Judge: IRS broke law ‘approximately 42,695 times’ in giving DHS data



Saturday, February 28, 2026-A federal judge has ruled that the Internal Revenue Service violated federal law “approximately 42,695 times” by improperly sharing confidential taxpayer information with U.S. Immigration and Customs Enforcement under a data-sharing arrangement with the Department of Homeland Security aimed at identifying and deporting immigrants. 

U.S. District Judge Colleen Kollar-Kotelly found that the IRS disclosed the last known addresses of taxpayers without ensuring that ICE’s request met the legal requirements under Section 6103 of the federal tax code, one of the strictest privacy protections in U.S. law. In many cases, ICE’s request lacked valid address information, yet IRS staff still provided additional details in violation of the statute.

The finding stems from a sworn declaration by the IRS’s chief risk and control officer, which showed that the agency provided DHS with information on roughly 47,000 individuals out of 1.28 million names requested — and that in most of those cases address data was shared without proper verification. 

Judge Kollar-Kotelly wrote that the IRS “not only failed to ensure that ICE’s request for confidential taxpayer address information met the statutory requirements, but this failure led the IRS to disclose confidential taxpayer addresses … in situations where ICE’s request … was patently deficient.” The scale of the disclosures has drawn sharp criticism from privacy and taxpayer rights advocates who argue the violations were systemic rather than isolated.

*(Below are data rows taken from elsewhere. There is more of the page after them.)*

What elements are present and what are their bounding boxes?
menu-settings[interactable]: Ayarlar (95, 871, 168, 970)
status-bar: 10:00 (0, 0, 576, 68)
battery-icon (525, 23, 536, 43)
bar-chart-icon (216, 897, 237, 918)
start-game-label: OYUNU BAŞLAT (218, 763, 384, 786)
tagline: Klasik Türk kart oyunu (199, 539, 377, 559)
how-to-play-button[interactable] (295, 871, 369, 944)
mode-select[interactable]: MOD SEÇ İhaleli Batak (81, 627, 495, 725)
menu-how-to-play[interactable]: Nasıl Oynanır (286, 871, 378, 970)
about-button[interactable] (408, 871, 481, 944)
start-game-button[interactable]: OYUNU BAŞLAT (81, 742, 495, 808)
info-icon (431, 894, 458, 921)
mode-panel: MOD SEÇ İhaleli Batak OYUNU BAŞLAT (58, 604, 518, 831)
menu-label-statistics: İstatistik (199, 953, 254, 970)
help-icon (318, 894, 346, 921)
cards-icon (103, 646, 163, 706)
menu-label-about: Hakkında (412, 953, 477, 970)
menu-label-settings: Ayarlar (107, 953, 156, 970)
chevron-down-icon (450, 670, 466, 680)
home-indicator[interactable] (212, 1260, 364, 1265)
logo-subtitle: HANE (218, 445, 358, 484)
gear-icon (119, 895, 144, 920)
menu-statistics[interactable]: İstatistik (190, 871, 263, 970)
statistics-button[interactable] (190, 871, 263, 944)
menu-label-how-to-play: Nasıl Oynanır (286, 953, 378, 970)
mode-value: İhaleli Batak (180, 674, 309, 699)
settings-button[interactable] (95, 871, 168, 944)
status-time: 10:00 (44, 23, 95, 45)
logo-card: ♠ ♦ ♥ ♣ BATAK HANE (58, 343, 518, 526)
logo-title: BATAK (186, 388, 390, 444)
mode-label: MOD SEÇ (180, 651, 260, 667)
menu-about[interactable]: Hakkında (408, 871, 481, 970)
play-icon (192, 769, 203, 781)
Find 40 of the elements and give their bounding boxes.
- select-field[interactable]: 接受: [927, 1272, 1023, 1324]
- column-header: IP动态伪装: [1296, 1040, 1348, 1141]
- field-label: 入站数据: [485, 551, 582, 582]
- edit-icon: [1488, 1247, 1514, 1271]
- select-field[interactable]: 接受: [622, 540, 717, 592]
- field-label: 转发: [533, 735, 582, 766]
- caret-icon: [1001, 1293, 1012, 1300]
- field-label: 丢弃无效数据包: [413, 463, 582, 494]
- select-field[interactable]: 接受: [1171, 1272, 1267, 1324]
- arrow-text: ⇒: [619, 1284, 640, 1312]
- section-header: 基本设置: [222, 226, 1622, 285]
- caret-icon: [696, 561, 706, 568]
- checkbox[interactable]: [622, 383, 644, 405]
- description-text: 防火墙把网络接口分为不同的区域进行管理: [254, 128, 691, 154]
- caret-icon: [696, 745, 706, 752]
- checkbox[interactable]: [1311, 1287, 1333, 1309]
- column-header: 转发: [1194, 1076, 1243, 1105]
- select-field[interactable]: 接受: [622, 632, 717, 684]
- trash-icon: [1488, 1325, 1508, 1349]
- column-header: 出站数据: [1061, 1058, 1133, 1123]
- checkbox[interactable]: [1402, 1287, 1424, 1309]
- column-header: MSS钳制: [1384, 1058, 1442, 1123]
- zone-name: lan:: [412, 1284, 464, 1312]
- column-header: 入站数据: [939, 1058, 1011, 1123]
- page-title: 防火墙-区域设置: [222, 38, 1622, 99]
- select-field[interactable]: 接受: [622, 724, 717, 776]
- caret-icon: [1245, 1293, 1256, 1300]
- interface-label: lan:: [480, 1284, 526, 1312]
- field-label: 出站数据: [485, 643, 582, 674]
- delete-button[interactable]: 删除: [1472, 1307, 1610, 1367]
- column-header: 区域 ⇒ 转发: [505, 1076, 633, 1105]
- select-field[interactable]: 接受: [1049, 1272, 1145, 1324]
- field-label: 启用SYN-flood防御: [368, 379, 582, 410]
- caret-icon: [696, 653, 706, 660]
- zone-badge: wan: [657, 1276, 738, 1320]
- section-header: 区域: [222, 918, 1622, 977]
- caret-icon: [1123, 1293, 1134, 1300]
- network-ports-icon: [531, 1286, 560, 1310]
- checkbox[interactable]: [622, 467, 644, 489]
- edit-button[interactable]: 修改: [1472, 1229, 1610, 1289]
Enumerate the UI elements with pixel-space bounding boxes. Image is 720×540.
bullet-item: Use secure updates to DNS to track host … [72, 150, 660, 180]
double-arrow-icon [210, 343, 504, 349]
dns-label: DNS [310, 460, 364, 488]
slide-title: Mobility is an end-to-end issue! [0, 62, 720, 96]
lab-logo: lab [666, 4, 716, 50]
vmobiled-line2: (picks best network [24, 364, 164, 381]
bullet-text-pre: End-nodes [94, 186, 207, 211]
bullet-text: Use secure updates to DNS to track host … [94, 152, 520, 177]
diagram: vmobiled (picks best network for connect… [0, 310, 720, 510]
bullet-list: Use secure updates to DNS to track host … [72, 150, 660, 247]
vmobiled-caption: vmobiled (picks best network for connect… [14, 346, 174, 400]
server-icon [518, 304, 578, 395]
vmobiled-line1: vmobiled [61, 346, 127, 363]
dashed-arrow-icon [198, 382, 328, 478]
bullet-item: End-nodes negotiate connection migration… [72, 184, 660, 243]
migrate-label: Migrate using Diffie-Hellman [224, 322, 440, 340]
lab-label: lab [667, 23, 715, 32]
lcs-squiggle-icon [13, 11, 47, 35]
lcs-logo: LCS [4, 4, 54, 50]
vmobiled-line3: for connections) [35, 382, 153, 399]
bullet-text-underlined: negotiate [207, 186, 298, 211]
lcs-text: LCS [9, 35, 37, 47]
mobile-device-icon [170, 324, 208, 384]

The federal government is appealing the ruling to the U.S. Court of Appeals for the D.C. Circuit, while separate court orders continue to block bulk transfers of IRS data and bar ICE from acting on information already obtained. The controversy has intensified debate over interagency data sharing, taxpayer confidentiality, and how federal agencies balance enforcement priorities with legal limits designed to protect sensitive personal information.